Bencana Asap “Buah Perkawinan” Kejahatan Korporasi dan Pembiaran Pemerintah

Reading time: 2 menit
Foto: greeners.co/Danny Kosasih

Jakarta (Greeners) – Bencana asap yang terjadi di Indonesia disebut Greenpeace Indonesia sebagai buah dari perkawinan kejahatan yang terorganisir dari korporasi dan pembiaran secara terstruktur oleh pemerintah. Hal ini dikatakan oleh Teguh Surya, Juru Kampanye Hutan dari Greenpeace Indonesia saat meyampaikan paparannya dalam diskusi bertajuk “Southeast Asia’s Haze Problems: Integrating Local, National and Regional Approaches” di Jakarta.

Teguh menyampaikan, memang jika melihat di media, banyak perusahaan yang mengeluh mengalami kerugian akibat lahan-lahan yang terbakar seperti akasia dan lainnya miliki perusahaan. Namun pada kenyataanya, selama 18 tahun tragedi kebakaran lahan dan hutan terjadi di Indonesia, ia mengaku masih belum melihat adanya kemauan para pelaku bisnis untuk mengatasi permasalahan kebakaran ini.

“Bahkan hasil audit tahun 2013-2014 dari UKP4 bersama dengan BP REDD+ dan pemerintah Riau sangat jelas menunjukkan tidak adanya upaya dari korporasi seperti itu, begitupula dengan pemerintah,” papar Teguh, Jakarta, Rabu (28/10).

Sedangkan untuk pemerintah, pembiaran struktural yang dimaksud adalah izin untuk mengkonversi lahan gambut dan pengeringan gambut itu diberikan setidaknya sejak dua dekade lamanya. Bahkan izin tersebut diberikan sebelum Indonesia memiliki peta arahan yang jelas tentang lahan gambut.

“Kita itu hanya punya peta indikatifnya saja. Bagaimana mungkin izin diberikan tetapi kita tidak punya referensi,” tambahnya.

Ketika terbit Peraturan Pemerintah (PP) Nomor 71 Tahun 2014 tentang perlindungan dan pengelolaan lahan gambut, barulah pemerintah menginstruksikan maksimal dua tahun setelahnya pemerintah harus menyiapkan peta hidrologi kawasan gambut. Dua tahun setelah itu harus ada peta kawasan lindung untuk ekosistem gambut.

“Jadi selama ini 21 juta hektar total lahan gambut Indonesia dikelola atau diberikan hak kelolanya untuk dikonversi kemudian dikeringkan untuk ditanami sawit dan HTI. Selama puluhan tahun yang lalu itu tanpa peta data yang jelas. Bahkan, lanjutnya, setelah bencana terjadi setiap tahun ke tahun tidak pernah ada proses evaluasi perizinan secara komprehensif,” katanya.

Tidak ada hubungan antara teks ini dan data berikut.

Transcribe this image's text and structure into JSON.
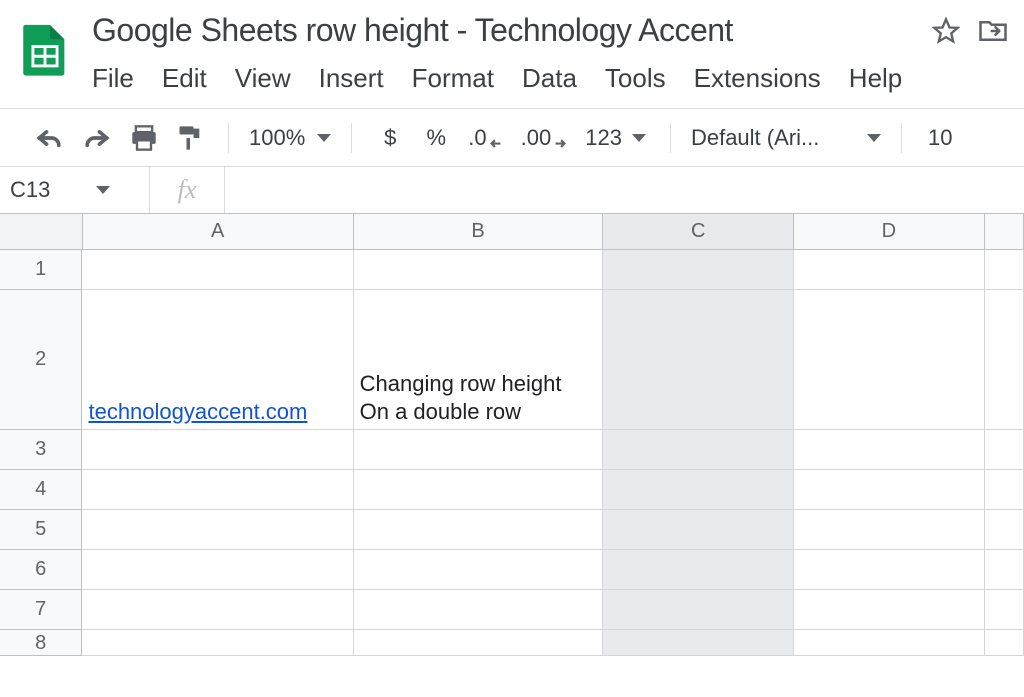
{
  "doc": {
    "title": "Google Sheets row height - Technology Accent"
  },
  "menu": {
    "file": "File",
    "edit": "Edit",
    "view": "View",
    "insert": "Insert",
    "format": "Format",
    "data": "Data",
    "tools": "Tools",
    "extensions": "Extensions",
    "help": "Help"
  },
  "toolbar": {
    "zoom": "100%",
    "currency": "$",
    "percent": "%",
    "dec_decrease": ".0",
    "dec_increase": ".00",
    "numfmt": "123",
    "font": "Default (Ari...",
    "fontsize": "10"
  },
  "formula": {
    "namebox": "C13",
    "fx": "fx",
    "value": ""
  },
  "columns": [
    "A",
    "B",
    "C",
    "D"
  ],
  "rows": [
    "1",
    "2",
    "3",
    "4",
    "5",
    "6",
    "7",
    "8"
  ],
  "cells": {
    "A2": "technologyaccent.com",
    "B2": "Changing row height\nOn a double row"
  }
}
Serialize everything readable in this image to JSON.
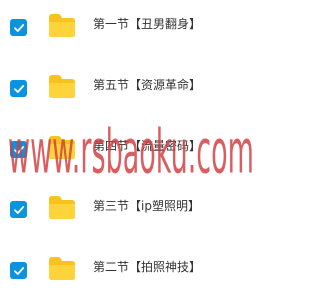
{
  "files": [
    {
      "name": "第一节【丑男翻身】",
      "checked": true
    },
    {
      "name": "第五节【资源革命】",
      "checked": true
    },
    {
      "name": "第四节【流量密码】",
      "checked": true
    },
    {
      "name": "第三节【ip塑照明】",
      "checked": true
    },
    {
      "name": "第二节【拍照神技】",
      "checked": true
    }
  ],
  "watermark": {
    "text": "www.rsbaoku.com"
  },
  "colors": {
    "checkbox": "#0a94e0",
    "folder": "#f9c21d",
    "watermark": "#d23a3e"
  },
  "icons": {
    "checkbox": "checkbox-checked-icon",
    "folder": "folder-icon"
  }
}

Pembiaran ke dua, tutur Teguh lagi, dalam setiap bencana kebakaran terlihat banyak sekali warga masyarakat yang ditangkap akibat perdebatan antara “dibakar” atau “terbakar”. Dalam hal ini, Teguh menyatakan keheranannya karena lahan milik beberapa pelaku yang diduga dan tertangkap tangan itu lahannya kemudian diberikan izin.

Ia menyontohkan peristiwa di Nyaru Menteng beberapa waktu lalu saat Sutopo Purwo Nugroho, Kepala Pusat Informasi dan Humas Badan Nasional Penanggulangan Bencana (BNPB) mengunggah foto lahan bekas terbakar yang ditanami sawit.

“Dari analisis kami, secara struktural tidak ada niat pemerintah untuk menyelesaikan permasalahan ini,” pungkasnya.